Despite the Great Depression’s astronomically high unemployment rate, particularly among Black people, Dad was steadily employed in Boston, although relegated to low-level positions. He had a janitorial job with the “El”, or the Elevated Railway, Boston’s mass transit system at the time. Lest there be any doubt that racism was responsible for his being mired in that dead-end job, consider that just before the outbreak of World War II, his co-workers, all white, thought it was a big joke when he mused about applying for a conductor’s position.
Years later, knowing how much my father wanted to be a conductor and that he would have been a good one, I was moved to tears by a national story about a Boston subway conductor whose heroism saved a child from certain death after the child fell on the subway tracks. The heroic conductor was a Black woman.
DUTY
Reduced circumstances or not, Dad never missed a child support payment when he and my mother separated — I would have certainly heard about it if he had. He moved into a furnished room, and after he met his own personal needs, he always found enough money to provide me with a modest weekly allowance. He’d always slip a dollar or two in my hand as I left his room to return home.

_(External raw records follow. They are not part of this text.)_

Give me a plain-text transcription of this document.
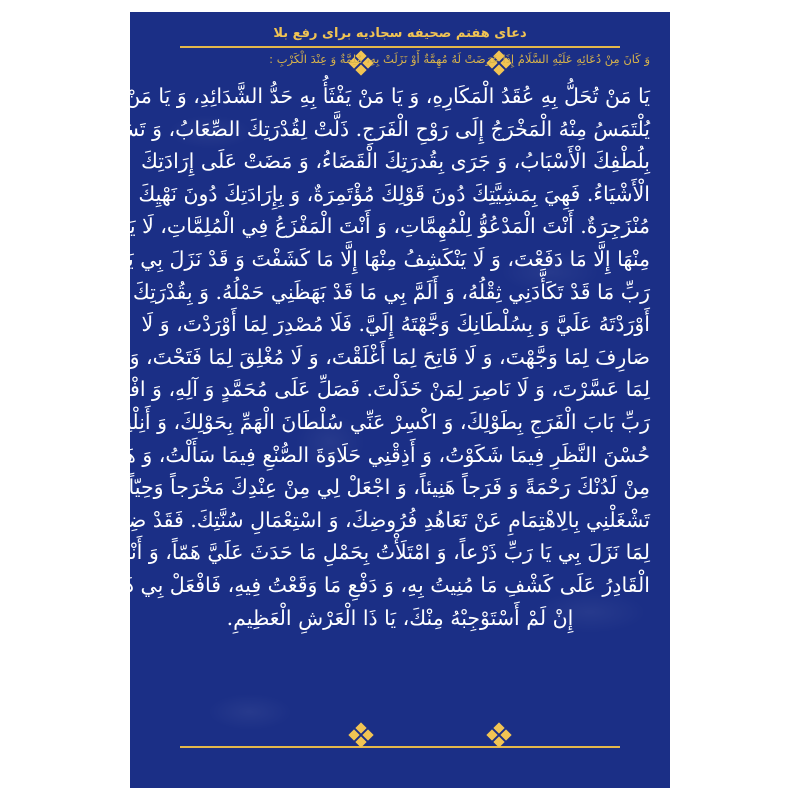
دعای هفتم صحیفه سجادیه برای رفع بلا
وَ كَانَ مِنْ دُعَائِهِ عَلَيْهِ السَّلَامُ إِذَا عَرَضَتْ لَهُ مُهِمَّةٌ أَوْ نَزَلَتْ بِهِ، مُلِمَّةٌ وَ عِنْدَ الْكَرْبِ :
يَا مَنْ تُحَلُّ بِهِ عُقَدُ الْمَكَارِهِ، وَ يَا مَنْ يَفْثَأُ بِهِ حَدُّ الشَّدَائِدِ، وَ يَا مَنْ
يُلْتَمَسُ مِنْهُ الْمَخْرَجُ إِلَى رَوْحِ الْفَرَجِ. ذَلَّتْ لِقُدْرَتِكَ الصِّعَابُ، وَ تَسَبَّبَتْ
بِلُطْفِكَ الْأَسْبَابُ، وَ جَرَى بِقُدرَتِكَ الْقَضَاءُ، وَ مَضَتْ عَلَى إِرَادَتِكَ
الْأَشْيَاءُ. فَهِيَ بِمَشِيَّتِكَ دُونَ قَوْلِكَ مُؤْتَمِرَةٌ، وَ بِإِرَادَتِكَ دُونَ نَهْيِكَ
مُنْزَجِرَةٌ. أَنْتَ الْمَدْعُوُّ لِلْمُهِمَّاتِ، وَ أَنْتَ الْمَفْزَعُ فِي الْمُلِمَّاتِ، لَا يَنْدَفِعُ
مِنْهَا إِلَّا مَا دَفَعْتَ، وَ لَا يَنْكَشِفُ مِنْهَا إِلَّا مَا كَشَفْتَ وَ قَدْ نَزَلَ بِي يَا
رَبِّ مَا قَدْ تَكَأَّدَنِي ثِقْلُهُ، وَ أَلَمَّ بِي مَا قَدْ بَهَظَنِي حَمْلُهُ. وَ بِقُدْرَتِكَ
أَوْرَدْتَهُ عَلَيَّ وَ بِسُلْطَانِكَ وَجَّهْتَهُ إِلَيَّ. فَلَا مُصْدِرَ لِمَا أَوْرَدْتَ، وَ لَا
صَارِفَ لِمَا وَجَّهْتَ، وَ لَا فَاتِحَ لِمَا أَغْلَقْتَ، وَ لَا مُغْلِقَ لِمَا فَتَحْتَ، وَ لَا مُيَسِّرَ
لِمَا عَسَّرْتَ، وَ لَا نَاصِرَ لِمَنْ خَذَلْتَ. فَصَلِّ عَلَى مُحَمَّدٍ وَ آلِهِ، وَ افْتَحْ لِي يَا
رَبِّ بَابَ الْفَرَجِ بِطَوْلِكَ، وَ اكْسِرْ عَنِّي سُلْطَانَ الْهَمِّ بِحَوْلِكَ، وَ أَنِلْنِي
حُسْنَ النَّظَرِ فِيمَا شَكَوْتُ، وَ أَذِقْنِي حَلَاوَةَ الصُّنْعِ فِيمَا سَأَلْتُ، وَ هَبْ لِي
مِنْ لَدُنْكَ رَحْمَةً وَ فَرَجاً هَنِيئاً، وَ اجْعَلْ لِي مِنْ عِنْدِكَ مَخْرَجاً وَحِيّاً، وَ لَا
تَشْغَلْنِي بِالِاهْتِمَامِ عَنْ تَعَاهُدِ فُرُوضِكَ، وَ اسْتِعْمَالِ سُنَّتِكَ. فَقَدْ ضِقْتُ
لِمَا نَزَلَ بِي يَا رَبِّ ذَرْعاً، وَ امْتَلَأْتُ بِحَمْلِ مَا حَدَثَ عَلَيَّ هَمّاً، وَ أَنْتَ
الْقَادِرُ عَلَى كَشْفِ مَا مُنِيتُ بِهِ، وَ دَفْعِ مَا وَقَعْتُ فِيهِ، فَافْعَلْ بِي ذَلِكَ وَ
إِنْ لَمْ أَسْتَوْجِبْهُ مِنْكَ، يَا ذَا الْعَرْشِ الْعَظِيمِ.
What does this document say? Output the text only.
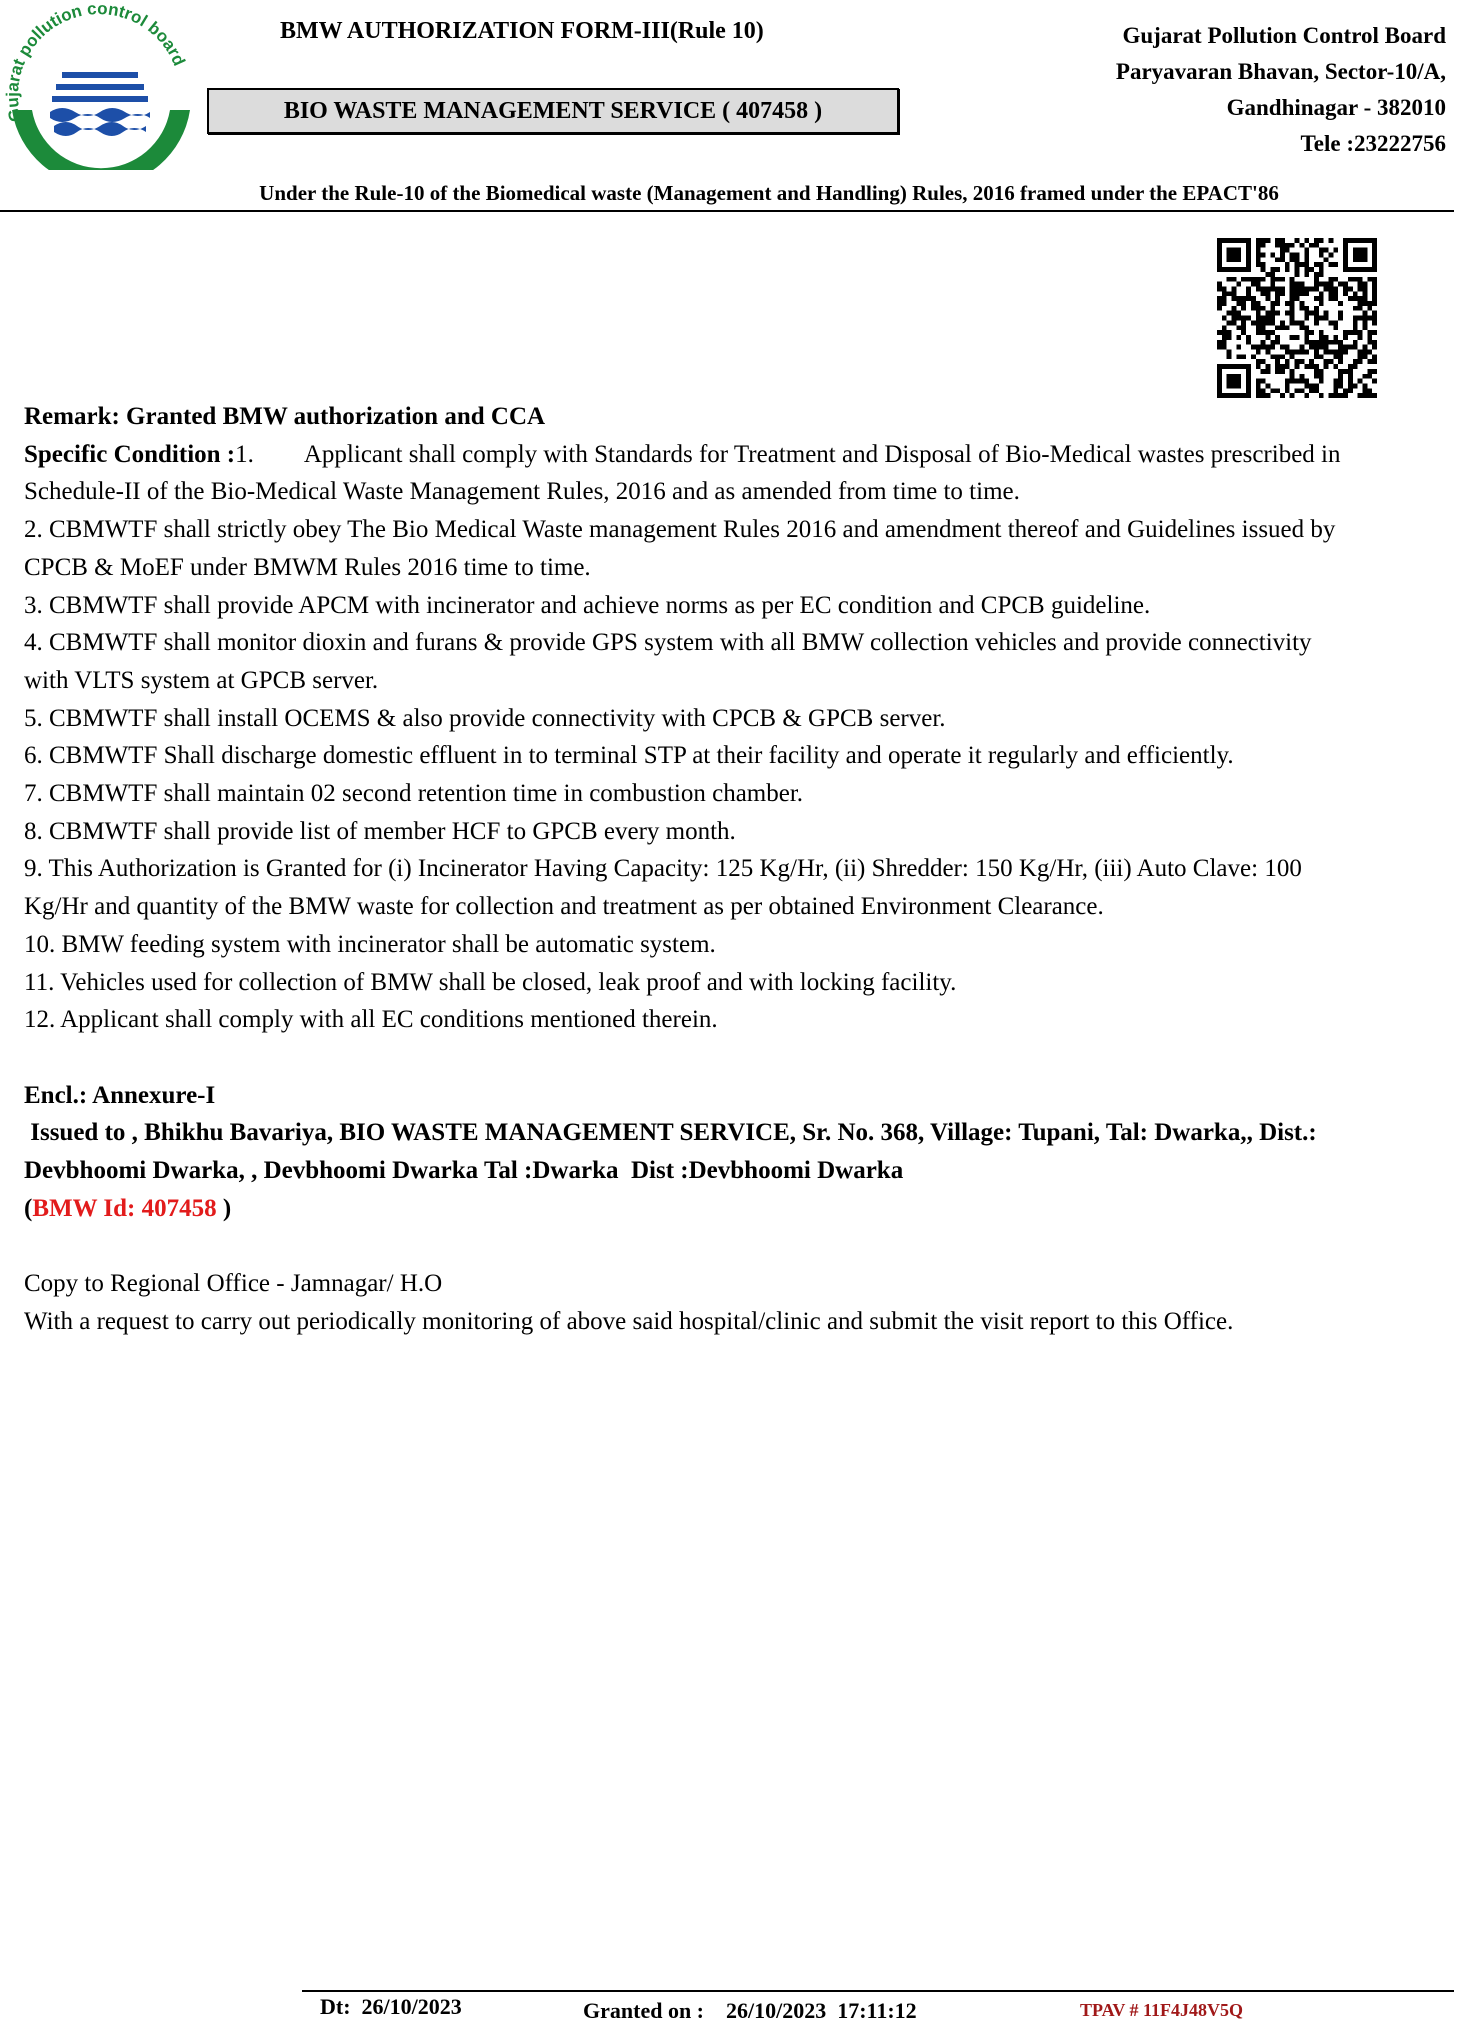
Gujarat pollution control board
BMW AUTHORIZATION FORM-III(Rule 10)
BIO WASTE MANAGEMENT SERVICE ( 407458 )
Gujarat Pollution Control Board
Paryavaran Bhavan, Sector-10/A,
Gandhinagar - 382010
Tele :23222756
Under the Rule-10 of the Biomedical waste (Management and Handling) Rules, 2016 framed under the EPACT'86

Remark: Granted BMW authorization and CCA

Specific Condition :1. Applicant shall comply with Standards for Treatment and Disposal of Bio-Medical wastes prescribed in Schedule-II of the Bio-Medical Waste Management Rules, 2016 and as amended from time to time.

2. CBMWTF shall strictly obey The Bio Medical Waste management Rules 2016 and amendment thereof and Guidelines issued by CPCB & MoEF under BMWM Rules 2016 time to time.

3. CBMWTF shall provide APCM with incinerator and achieve norms as per EC condition and CPCB guideline.

4. CBMWTF shall monitor dioxin and furans & provide GPS system with all BMW collection vehicles and provide connectivity with VLTS system at GPCB server.

5. CBMWTF shall install OCEMS & also provide connectivity with CPCB & GPCB server.

6. CBMWTF Shall discharge domestic effluent in to terminal STP at their facility and operate it regularly and efficiently.

7. CBMWTF shall maintain 02 second retention time in combustion chamber.

8. CBMWTF shall provide list of member HCF to GPCB every month.

9. This Authorization is Granted for (i) Incinerator Having Capacity: 125 Kg/Hr, (ii) Shredder: 150 Kg/Hr, (iii) Auto Clave: 100 Kg/Hr and quantity of the BMW waste for collection and treatment as per obtained Environment Clearance.

10. BMW feeding system with incinerator shall be automatic system.

11. Vehicles used for collection of BMW shall be closed, leak proof and with locking facility.

12. Applicant shall comply with all EC conditions mentioned therein.

Encl.: Annexure-I

Issued to , Bhikhu Bavariya, BIO WASTE MANAGEMENT SERVICE, Sr. No. 368, Village: Tupani, Tal: Dwarka,, Dist.: Devbhoomi Dwarka, , Devbhoomi Dwarka Tal :Dwarka  Dist :Devbhoomi Dwarka

(BMW Id: 407458 )

Copy to Regional Office - Jamnagar/ H.O

With a request to carry out periodically monitoring of above said hospital/clinic and submit the visit report to this Office.

Dt:  26/10/2023	Granted on :    26/10/2023  17:11:12	TPAV # 11F4J48V5Q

Dad always kept a “stiff upper lip” in the way of Jamaicans and the British, never complaining or explaining while getting on with whatever needed to be done. When his mother died in 1948, Dad couldn’t return to Jamaica for her funeral. He couldn’t afford to do so, but kept it to himself. Years later, I learned that his brother, Uncle Bertie, resented that Dad had missed their mother’s funeral. Like many relatives overseas, Uncle Bertie incorrectly assumed that if you lived in America, then surely you had enough disposable income to at least attend your own mother’s funeral. Dad’s “stiff upper lip” had inadvertently contributed undue and perhaps avoidable tension with his younger brother.
Sadly, it wasn’t until after his death in 1973 at age 74, that I fully appreciated Dad’s impact upon me. He wasn’t a touchy-feely man – no hugs, kisses or “I love you.” Yet, I knew that, while he never said so directly, he showed his love and concern for me through his conversations, in that small allowance (which was doubtless a struggle), and in a hundred other less tangible ways. Dad’s emotion-free model cut both ways. I was proud of my father, but I didn’t hug, kiss or tell him so, either – until December, 1972.

Dad & sister, Hilda Boston City Hosp. Last photo, 12/1972
In December 1972, he was admitted to Boston City Hospital for what we both knew would be his last time. His physician gave us a few private moments. It was unspoken, but we all knew that Dad would soon die.
Dad and I were alone and frightened. There was a loud silence. I could only chokingly say, “I love you, Daddy.” I hadn’t called him Daddy since my childhood. I didn’t want my Daddy to go. He did not respond. He just looked at me. He didn’t have to speak. We understood.
Daddy died on New Year’s Day 1973. It was a few days after a heavy snowfall, gloomy, and bitterly cold.
I learned that day that you could pick out a casket any day of the week.